Воинство наше продвигалось медленно. Но к концу перехода плечи у меня ломило от тяжелой сумки, ноги деревенели от непрерывной ходьбы вверх-вниз. Мы с Арквенэн уставали так, что нам не хотелось ни есть, ни пить, ни шевелиться. Тиндал чувствовал себя не лучше, Ниэллин на каждой стоянке был занят с тяжелоранеными, и Алассарэ приходилось одному хлопотать, устраивая ночлег, да еще и нас обихаживать.

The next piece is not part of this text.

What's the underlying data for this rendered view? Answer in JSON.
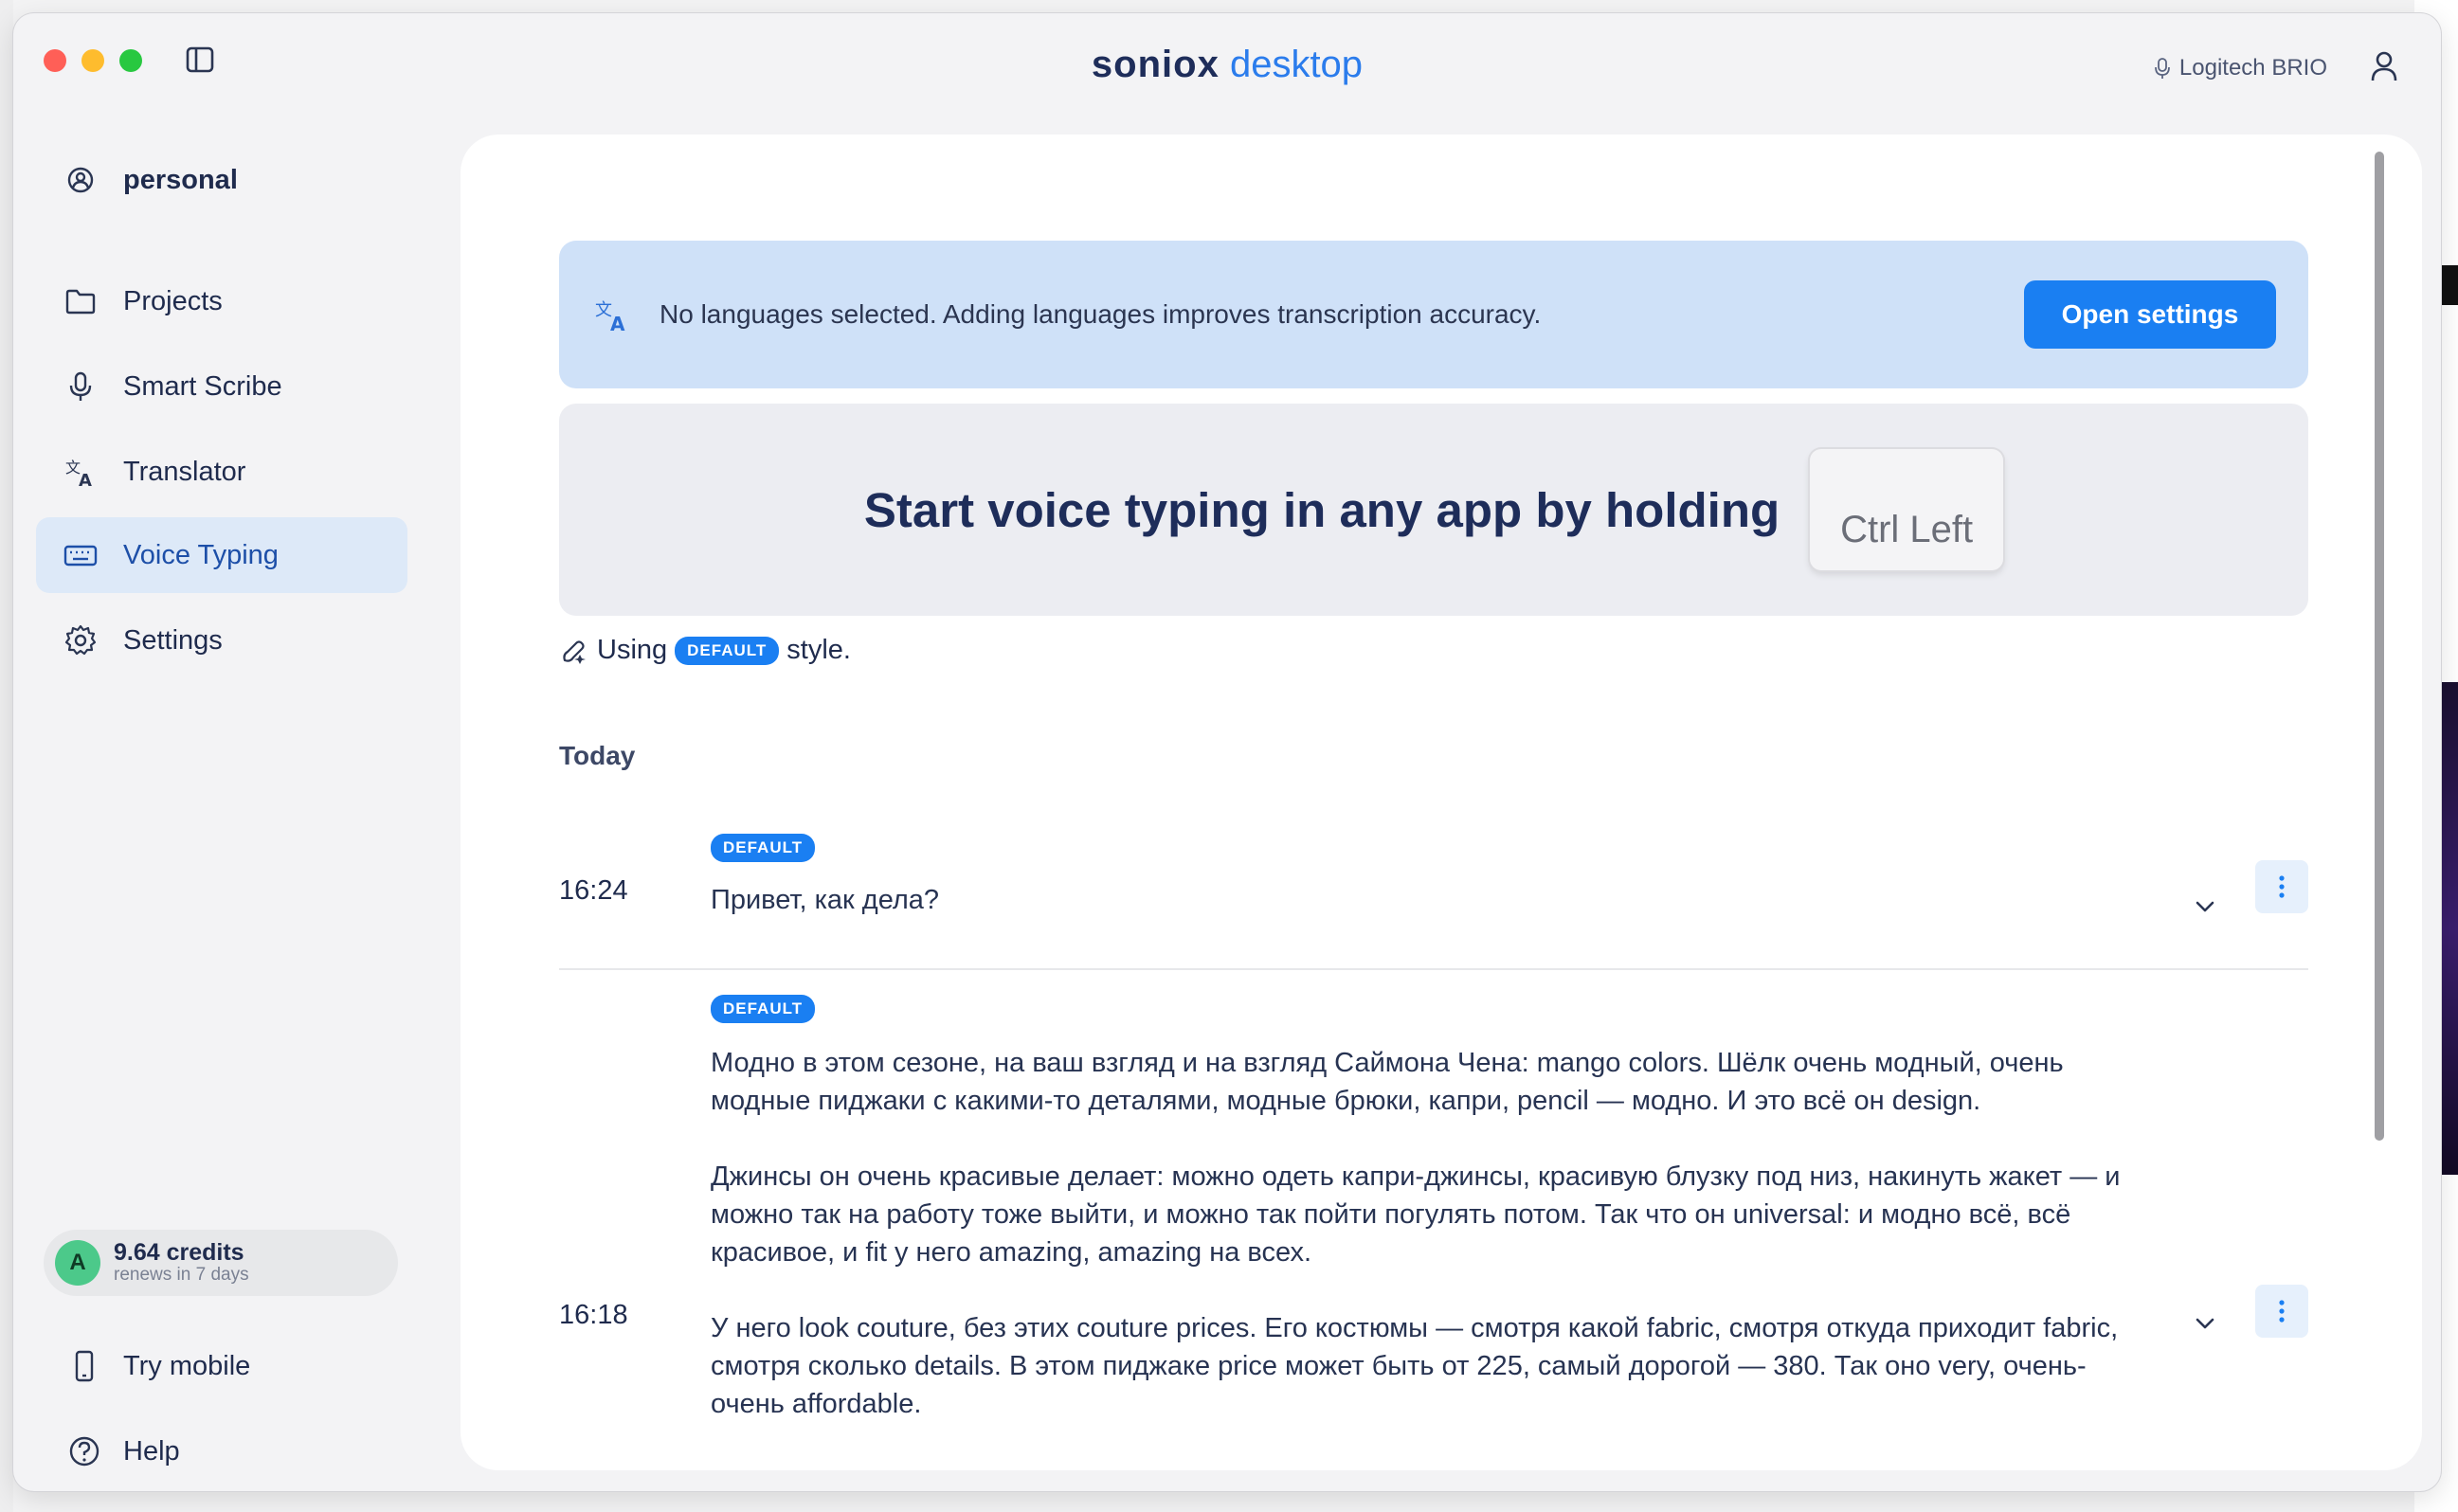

Другое дело Сулиэль и Соронвэ! В дороге они не забывали хныкать, жаловаться и при первой возможности залезали на плечи к мужчинам. Но, едва мы останавливались, дети принимались шалить и резвиться, затевали игры с камушками и щепочками, с огнем или водою. Права была Айвенэн, когда говорила, что ее ребятишкам никакой поход не страшен!

Ингор думал иначе. Желая облегчить семье путешествие, на второй переход он взял жену и детей на корабль. Как назло, ветер снова засвежел, море пестрело белыми барашками пены. Чтобы не налететь на рифы, корабли под парусами удалились от берега.

Они вернулись, когда мы уже стояли лагерем.

Сулиэль и Соронвэ, мокрые насквозь, с раскрасневшимися щеками и сверкающими глазами, прибежали к костру и затараторили наперебой, рассказывая, как весело было на корабле.

— Он так здорово качается! Как большие качели — вверх-вниз, вверх-вниз. И мне было ни капельки не страшно! — похвасталась Сулиэль.

— Только батюшка не разрешил нам влезть на мачту. И трогать снасти. И править кораблем, — вздохнул Соронвэ. — А потом взял и привязал меня на веревку… Нечестно!

— Очень даже честно! Он хотел поймать рыбку и чуть не упал в море! — тут же наябедничала его сестренка.

Жену Ингор принес на руках — идти сама она не могла. Бледная до синевы, Айвенэн сначала только отмахивалась от наших расспросов, потом слабым голосом вымолвила:

— Ноги моей не будет на этой посудине… То взлетает, то падает. Кренится, будто уже тонем. И никуда не денешься! Ох, как мне плохо… а тут еще дети. Лезут всюду, никак за ними не уследишь…

— Но, милая, к качке можно привыкнуть, — мягко сказал Ингор.

— Только не мне.

— Как же ты поплывешь через море?

— Не знаю. Перетерплю как-нибудь. Но сейчас, умоляю, не мучай меня... не мучай!..

Ингор отступился. Сам он не мог оставить корабль — он умел обращаться с парусом и кормилом, а таких в Первом Доме было немного. Айвенэн же с детьми продолжила путь по суше, невзирая на бурное огорчение Сулиэль и Соронвэ.

Через несколько кругов звезд походная жизнь стала как будто легче. Мы привыкли к долгой ходьбе и уставали гораздо меньше. Рана Тиндала совсем затянулась, он окреп, больше не отставал от нас и забрал обратно свою сумку и оружие. Остальные пострадавшие тоже оправились — все, кроме нолдо из Второго Дома, которого ударили ножом в живот. Целители не отходили от него, пытаясь облегчить его страдания. Но на третью ночь путешествия он умер, и Лальмион с Ниэллином были при этом. Ниэллин вернулся к нашему костру, когда кроме меня все уже спали. Я окликнула его, но он только пробормотал: «Тинвэ, не могу…» — и, рухнув на свое одеяло, сразу провалился в забытье.